The rebranded Bed Bath & Beyond, now owned by Beyond Inc., has signed an agreement to acquire blockchain firm Tokens.com. The move aims to launch a unified platform for real estate finance and tokenized real-world assets by mid-2026. This platform will integrate traditional financial products with blockchain infrastructure, allowing users to view assets and access financing in cash or cryptocurrency.
Bed Bath & Beyond has signed an agreement to acquire Tokens.com as part of a push into real estate finance and tokenized real-world assets. The platform will combine traditional financial products with blockchain-based infrastructure.
According to a company announcement, Tokens.com will become a wholly owned subsidiary. The platform is expected to aggregate traditional and tokenized assets into a single interface.
Users will be able to view ownership, estimated values, and available liquidity options. The platform will also support issuer-led tokenization, asset-backed lending, and access to cryptocurrencies.
Capital markets functions will run on tZERO, another blockchain business the company owns. Mortgage products will be provided through partners like Figure Technologies.
The company said users will be able to receive funds in cash or cryptocurrencies, including stablecoins. The platform is expected to become operational by mid-2026, subject to closing conditions.

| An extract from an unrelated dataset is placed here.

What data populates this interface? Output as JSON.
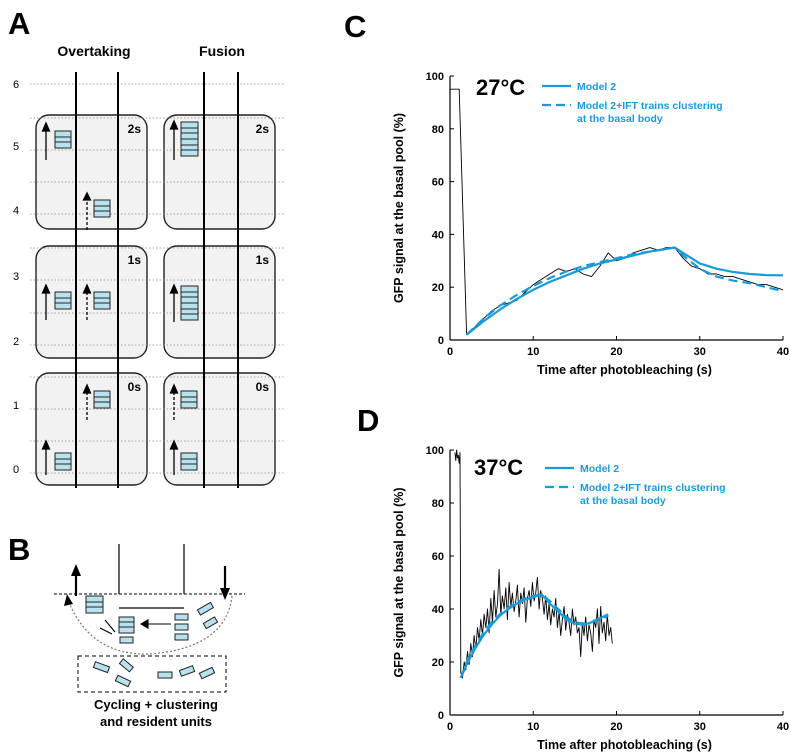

Bed Bath & Beyond filed for Chapter 11 bankruptcy in April 2023 after years of declining sales. Its brand was later acquired by Overstock, which rebranded itself as Beyond Inc.

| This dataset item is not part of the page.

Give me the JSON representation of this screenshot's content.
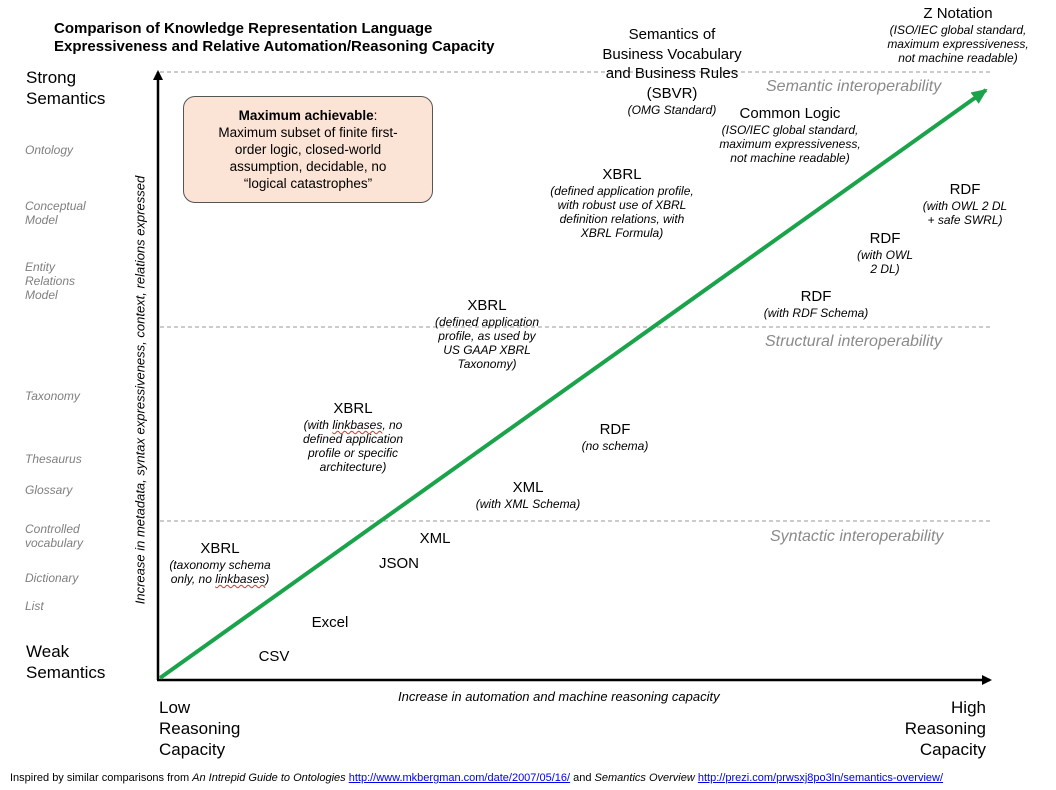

This expansion into tokenized RWAs follows a broader industry trend. More companies and financial platforms are adopting onchain financial infrastructure.
For example, Telegram recently enabled access to tokenized U.S. stocks through a partnership. Other firms like ETHZilla have also expanded into RWA tokenization through onchain credit deals.
According to data from RWA.xyz, the tokenized real-world asset market has grown to about $24.2 billion. This marks an increase of nearly 300% from roughly $6.1 billion a year earlier.